Per questo poi ,stanchi delle chiacchere, si sono concessi una sobria cena in Triennale (ecco perchè il dispiegamento di forze dell'ordine lì davanti che non riuscivo a spiegarmi) sulle note di Giovanni Allevi (e qui c'è la punta di invidia per il privilegio).

Insomma tirando le somme, Milano è piaciuta a chi doveva piacere.

Ed essendo ieri il primo giorno, disse il saggio: "chi ben comincia è già a metà dell'opera". Sono volate parole di elogio, tutti soddisfatti, grande lavoro collettivo, la città ci crede, ma c'è ancora molto da fare, ed è verso questo obiettivo che si lavora.

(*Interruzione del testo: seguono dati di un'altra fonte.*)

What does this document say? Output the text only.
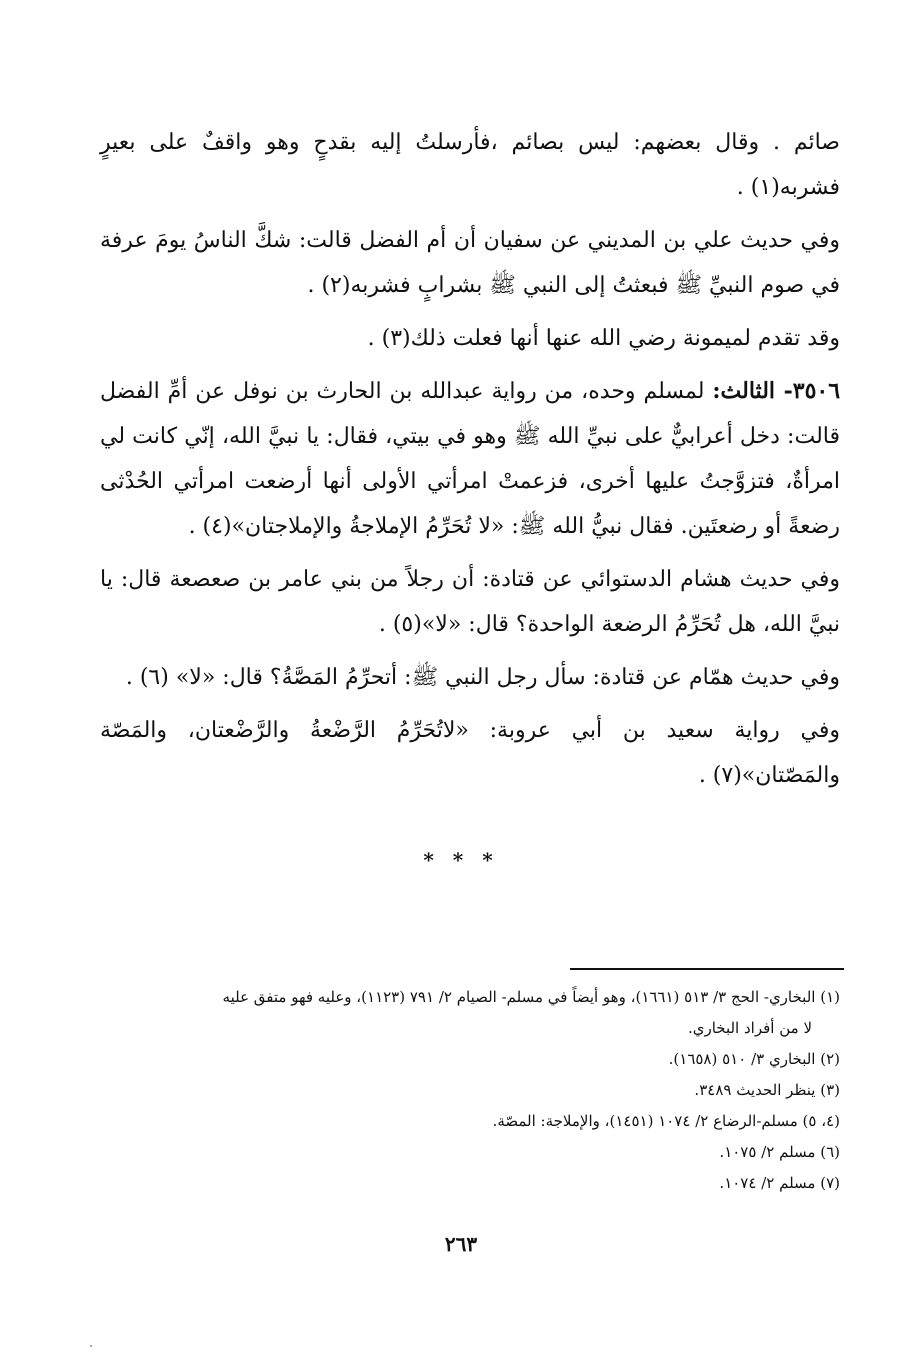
صائم . وقال بعضهم: ليس بصائم ،فأرسلتُ إليه بقدحٍ وهو واقفٌ على بعيرٍ فشربه(١) .

وفي حديث علي بن المديني عن سفيان أن أم الفضل قالت: شكَّ الناسُ يومَ عرفة في صوم النبيِّ ﷺ فبعثتُ إلى النبي ﷺ بشرابٍ فشربه(٢) .

وقد تقدم لميمونة رضي الله عنها أنها فعلت ذلك(٣) .

٣٥٠٦- الثالث: لمسلم وحده، من رواية عبدالله بن الحارث بن نوفل عن أمِّ الفضل قالت: دخل أعرابيٌّ على نبيِّ الله ﷺ وهو في بيتي، فقال: يا نبيَّ الله، إنّي كانت لي امرأةٌ، فتزوَّجتُ عليها أخرى، فزعمتْ امرأتي الأولى أنها أرضعت امرأتي الحُدْثى رضعةً أو رضعتَين. فقال نبيُّ الله ﷺ: «لا تُحَرِّمُ الإملاجةُ والإملاجتان»(٤) .

وفي حديث هشام الدستوائي عن قتادة: أن رجلاً من بني عامر بن صعصعة قال: يا نبيَّ الله، هل تُحَرِّمُ الرضعة الواحدة؟ قال: «لا»(٥) .

وفي حديث همّام عن قتادة: سأل رجل النبي ﷺ: أتحرِّمُ المَصَّةُ؟ قال: «لا» (٦) .

وفي رواية سعيد بن أبي عروبة: «لاتُحَرِّمُ الرَّضْعةُ والرَّضْعتان، والمَصّة والمَصّتان»(٧) .

* * *

(١) البخاري- الحج ٣/ ٥١٣ (١٦٦١)، وهو أيضاً في مسلم- الصيام ٢/ ٧٩١ (١١٢٣)، وعليه فهو متفق عليه

لا من أفراد البخاري.

(٢) البخاري ٣/ ٥١٠ (١٦٥٨).

(٣) ينظر الحديث ٣٤٨٩.

(٤، ٥) مسلم-الرضاع ٢/ ١٠٧٤ (١٤٥١)، والإملاجة: المصّة.

(٦) مسلم ٢/ ١٠٧٥.

(٧) مسلم ٢/ ١٠٧٤.

٢٦٣
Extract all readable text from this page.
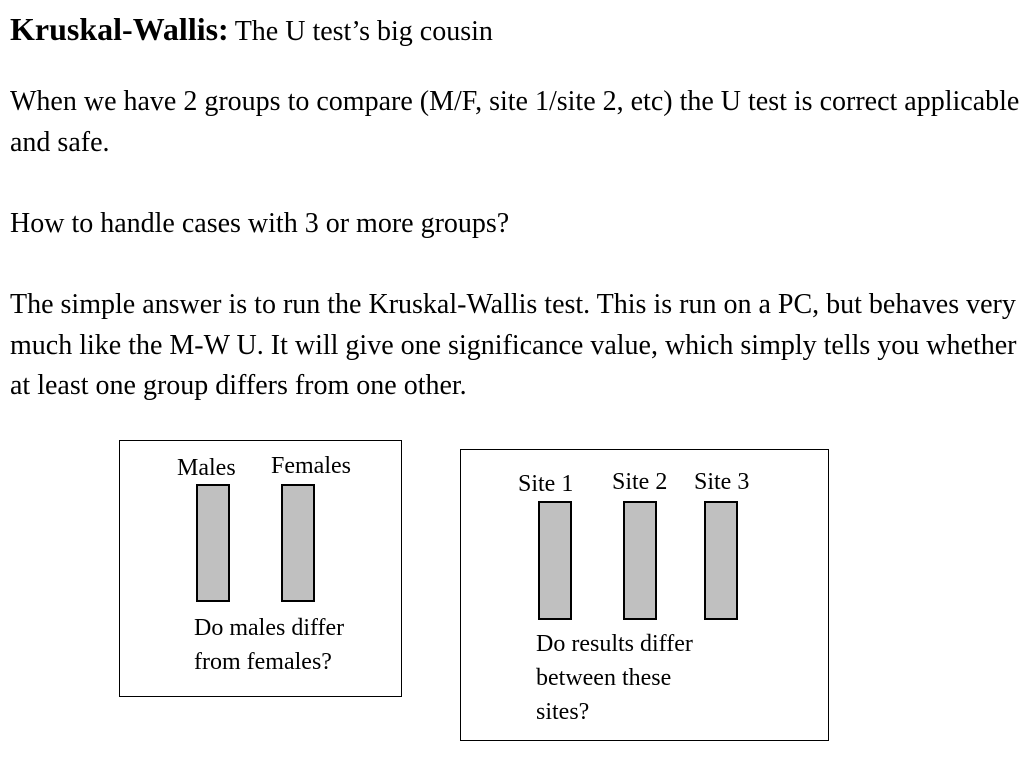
Kruskal-Wallis: The U test’s big cousin

When we have 2 groups to compare (M/F, site 1/site 2, etc) the U test is correct applicable and safe.

How to handle cases with 3 or more groups?

The simple answer is to run the Kruskal-Wallis test. This is run on a PC, but behaves very much like the M-W U. It will give one significance value, which simply tells you whether at least one group differs from one other.

Males Females

Do males differ
from females?

Site 1 Site 2 Site 3

Do results differ
between these
sites?
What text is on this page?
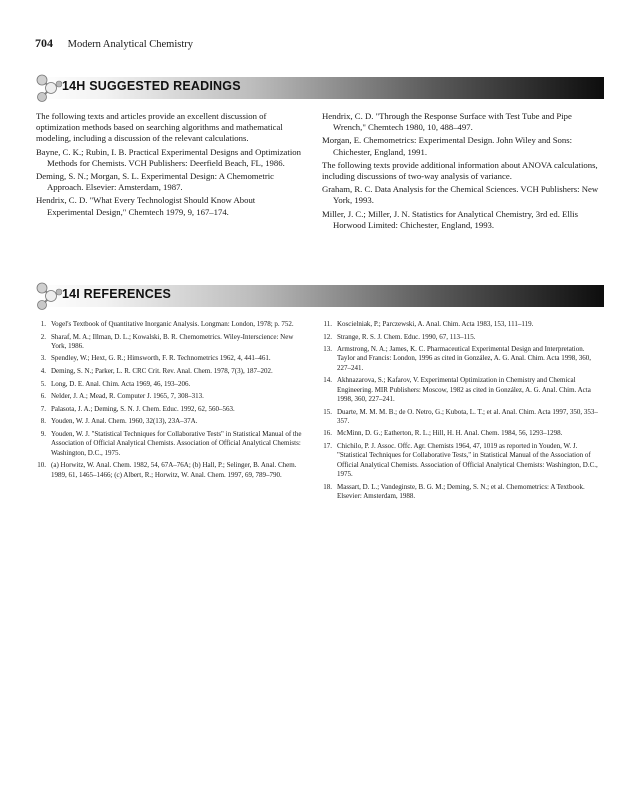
704 Modern Analytical Chemistry
14H SUGGESTED READINGS

The following texts and articles provide an excellent discussion of optimization methods based on searching algorithms and mathematical modeling, including a discussion of the relevant calculations.

Bayne, C. K.; Rubin, I. B. Practical Experimental Designs and Optimization Methods for Chemists. VCH Publishers: Deerfield Beach, FL, 1986.

Deming, S. N.; Morgan, S. L. Experimental Design: A Chemometric Approach. Elsevier: Amsterdam, 1987.

Hendrix, C. D. "What Every Technologist Should Know About Experimental Design," Chemtech 1979, 9, 167–174.

Hendrix, C. D. "Through the Response Surface with Test Tube and Pipe Wrench," Chemtech 1980, 10, 488–497.

Morgan, E. Chemometrics: Experimental Design. John Wiley and Sons: Chichester, England, 1991.

The following texts provide additional information about ANOVA calculations, including discussions of two-way analysis of variance.

Graham, R. C. Data Analysis for the Chemical Sciences. VCH Publishers: New York, 1993.

Miller, J. C.; Miller, J. N. Statistics for Analytical Chemistry, 3rd ed. Ellis Horwood Limited: Chichester, England, 1993.

14I REFERENCES
1. Vogel's Textbook of Quantitative Inorganic Analysis. Longman: London, 1978; p. 752.
2. Sharaf, M. A.; Illman, D. L.; Kowalski, B. R. Chemometrics. Wiley-Interscience: New York, 1986.
3. Spendley, W.; Hext, G. R.; Himsworth, F. R. Technometrics 1962, 4, 441–461.
4. Deming, S. N.; Parker, L. R. CRC Crit. Rev. Anal. Chem. 1978, 7(3), 187–202.
5. Long, D. E. Anal. Chim. Acta 1969, 46, 193–206.
6. Nelder, J. A.; Mead, R. Computer J. 1965, 7, 308–313.
7. Palasota, J. A.; Deming, S. N. J. Chem. Educ. 1992, 62, 560–563.
8. Youden, W. J. Anal. Chem. 1960, 32(13), 23A–37A.
9. Youden, W. J. "Statistical Techniques for Collaborative Tests" in Statistical Manual of the Association of Official Analytical Chemists. Association of Official Analytical Chemists: Washington, D.C., 1975.
10. (a) Horwitz, W. Anal. Chem. 1982, 54, 67A–76A; (b) Hall, P.; Selinger, B. Anal. Chem. 1989, 61, 1465–1466; (c) Albert, R.; Horwitz, W. Anal. Chem. 1997, 69, 789–790.
11. Koscielniak, P.; Parczewski, A. Anal. Chim. Acta 1983, 153, 111–119.
12. Strange, R. S. J. Chem. Educ. 1990, 67, 113–115.
13. Armstrong, N. A.; James, K. C. Pharmaceutical Experimental Design and Interpretation. Taylor and Francis: London, 1996 as cited in González, A. G. Anal. Chim. Acta 1998, 360, 227–241.
14. Akhnazarova, S.; Kafarov, V. Experimental Optimization in Chemistry and Chemical Engineering. MIR Publishers: Moscow, 1982 as cited in González, A. G. Anal. Chim. Acta 1998, 360, 227–241.
15. Duarte, M. M. M. B.; de O. Netro, G.; Kubota, L. T.; et al. Anal. Chim. Acta 1997, 350, 353–357.
16. McMinn, D. G.; Eatherton, R. L.; Hill, H. H. Anal. Chem. 1984, 56, 1293–1298.
17. Chichilo, P. J. Assoc. Offc. Agr. Chemists 1964, 47, 1019 as reported in Youden, W. J. "Statistical Techniques for Collaborative Tests," in Statistical Manual of the Association of Official Analytical Chemists. Association of Official Analytical Chemists: Washington, D.C., 1975.
18. Massart, D. L.; Vandeginste, B. G. M.; Deming, S. N.; et al. Chemometrics: A Textbook. Elsevier: Amsterdam, 1988.
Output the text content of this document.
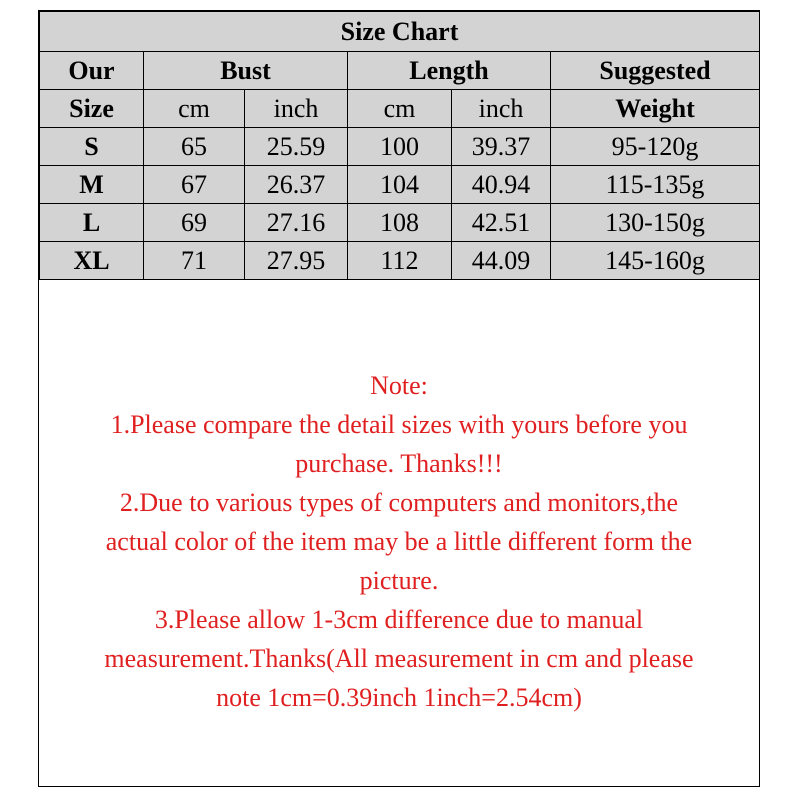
Size Chart					
Our	Bust		Length		Suggested
Size	cm	inch	cm	inch	Weight
S	65	25.59	100	39.37	95-120g
M	67	26.37	104	40.94	115-135g
L	69	27.16	108	42.51	130-150g
XL	71	27.95	112	44.09	145-160g

Note:

1.Please compare the detail sizes with yours before you

purchase. Thanks!!!

2.Due to various types of computers and monitors,the

actual color of the item may be a little different form the

picture.

3.Please allow 1-3cm difference due to manual

measurement.Thanks(All measurement in cm and please

note 1cm=0.39inch 1inch=2.54cm)
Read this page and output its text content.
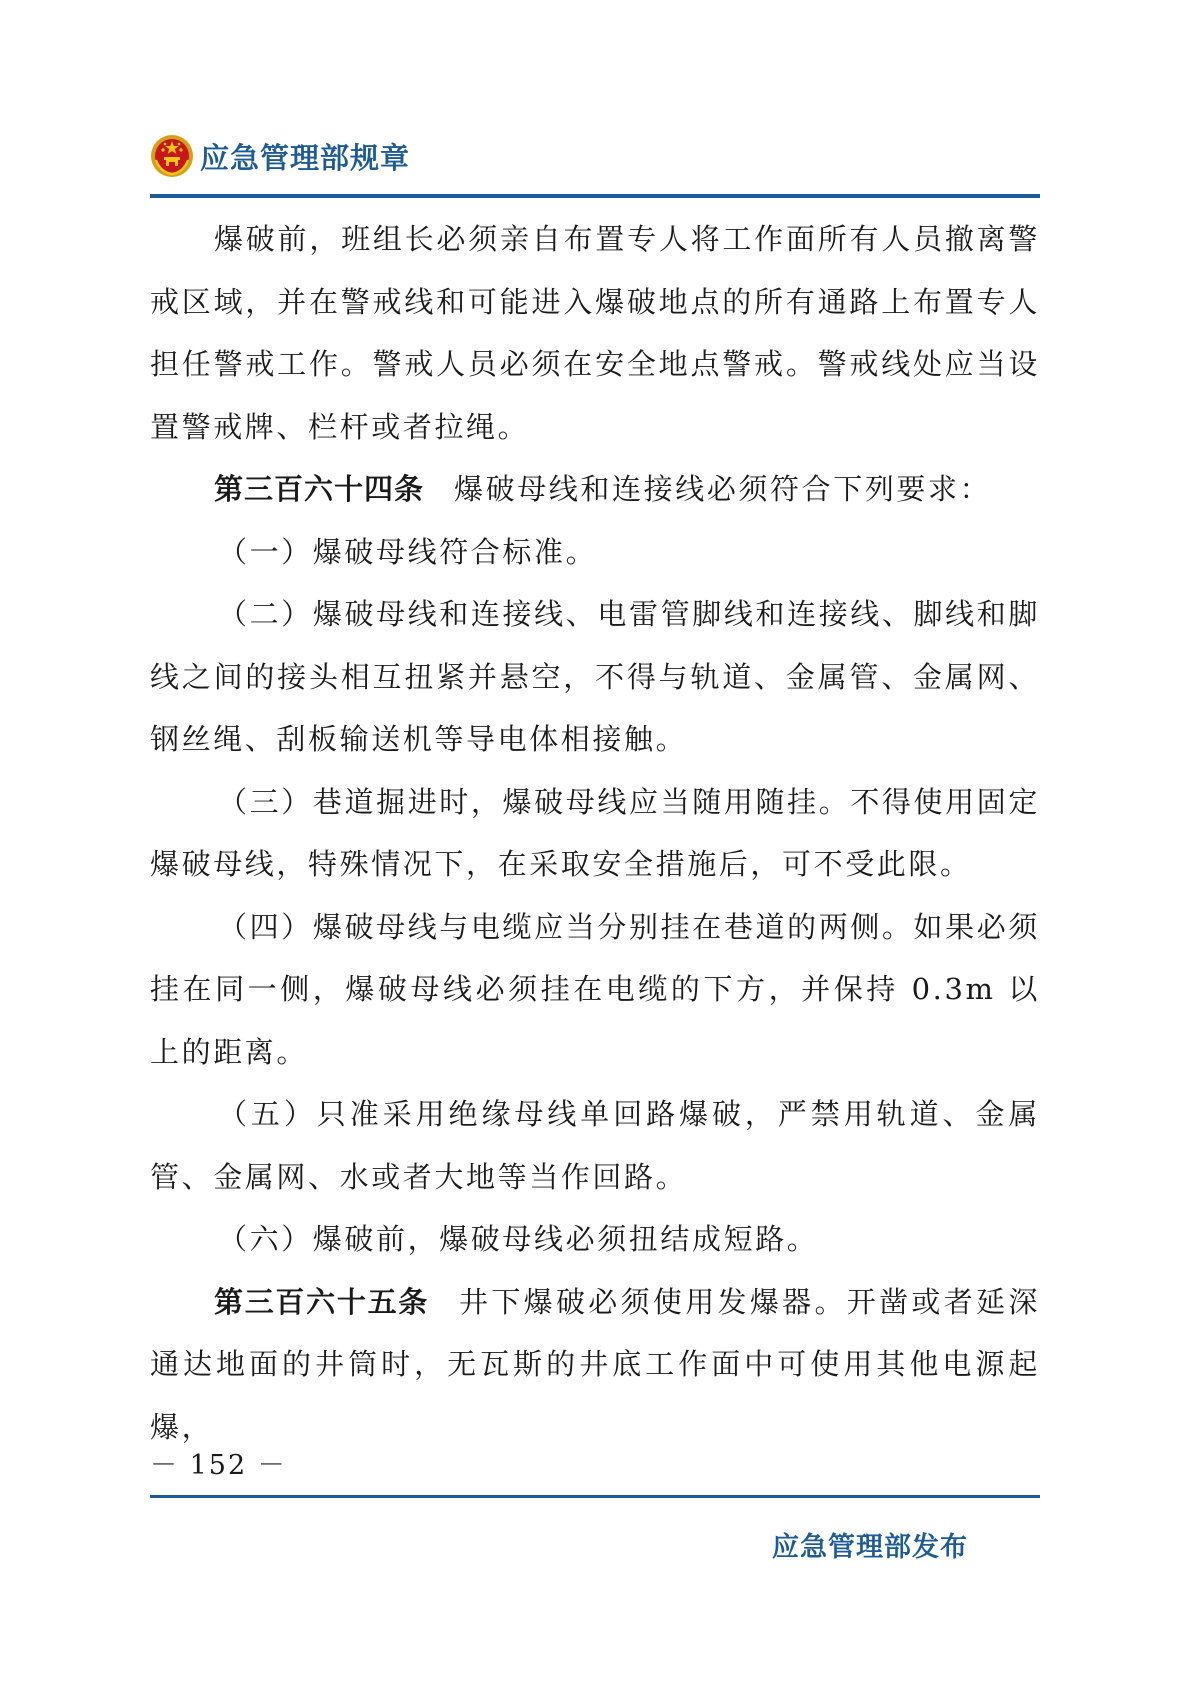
应急管理部规章

爆破前，班组长必须亲自布置专人将工作面所有人员撤离警戒区域，并在警戒线和可能进入爆破地点的所有通路上布置专人担任警戒工作。警戒人员必须在安全地点警戒。警戒线处应当设置警戒牌、栏杆或者拉绳。

第三百六十四条 爆破母线和连接线必须符合下列要求：

（一）爆破母线符合标准。

（二）爆破母线和连接线、电雷管脚线和连接线、脚线和脚线之间的接头相互扭紧并悬空，不得与轨道、金属管、金属网、钢丝绳、刮板输送机等导电体相接触。

（三）巷道掘进时，爆破母线应当随用随挂。不得使用固定爆破母线，特殊情况下，在采取安全措施后，可不受此限。

（四）爆破母线与电缆应当分别挂在巷道的两侧。如果必须挂在同一侧，爆破母线必须挂在电缆的下方，并保持 0.3m 以上的距离。

（五）只准采用绝缘母线单回路爆破，严禁用轨道、金属管、金属网、水或者大地等当作回路。

（六）爆破前，爆破母线必须扭结成短路。

第三百六十五条 井下爆破必须使用发爆器。开凿或者延深通达地面的井筒时，无瓦斯的井底工作面中可使用其他电源起爆，

－ 152 －
应急管理部发布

Bè, quello che è successo ieri e che succederà anche nei prossimi giorni lo sanno tutti, non si parla d'altro (e del fatto che in molti non abbiano la più pallida idea di cosa sia l'Expo, se non giusto per sentito dire il nome, comunque questa è un'altra storia).

Però le lamentele sono legittime. E' vero che bisognerebbe essere tutti contenti del prestigio, della visibilità, ma non si può nascondere la polvere sotto il tappeto e dire che è tutto merito del lavoro fatto dalla giunta per migliorare la città che è in crescita.

Fa bene chi squote la testa perchè a Milano ci vive da tutta la vita e magari ha lottato per delle migliorie che non ci sono mai state.

E' troppo facile, per persone circondate dai privilegi: viaggi in metro in carrozze privilegiate, quando i cittadini svengono dal caldo insopportabile in pieno luglio con dieci mila gradi, strade pulitissime, pure i pali dei semafori hanno lavato, quando ci sono vie in cui bisogna mandare degli esposti al Comune per vedere un intervento.

Non si può veramente credere che bastino due luci per illuminare di notte – magari inquinano pure e certo di questo non abbiamo bisogno – per far sparire la criminalità.

I cittadini potranno anche beneficiare un giorno (stiamo parlando del 2015 non del mese prossimo!) di una città migliore, però giustamente non vogliono essere presi in giro. Ci sono tante cose che non sono riusciti a nascondere, ma che faranno girare intorno agli ispettori (vedi post di ieri di cui riparleremo) per evitare brutte figure.

Oggi gli ispettori sono attesi a pranzo da Berlusconi.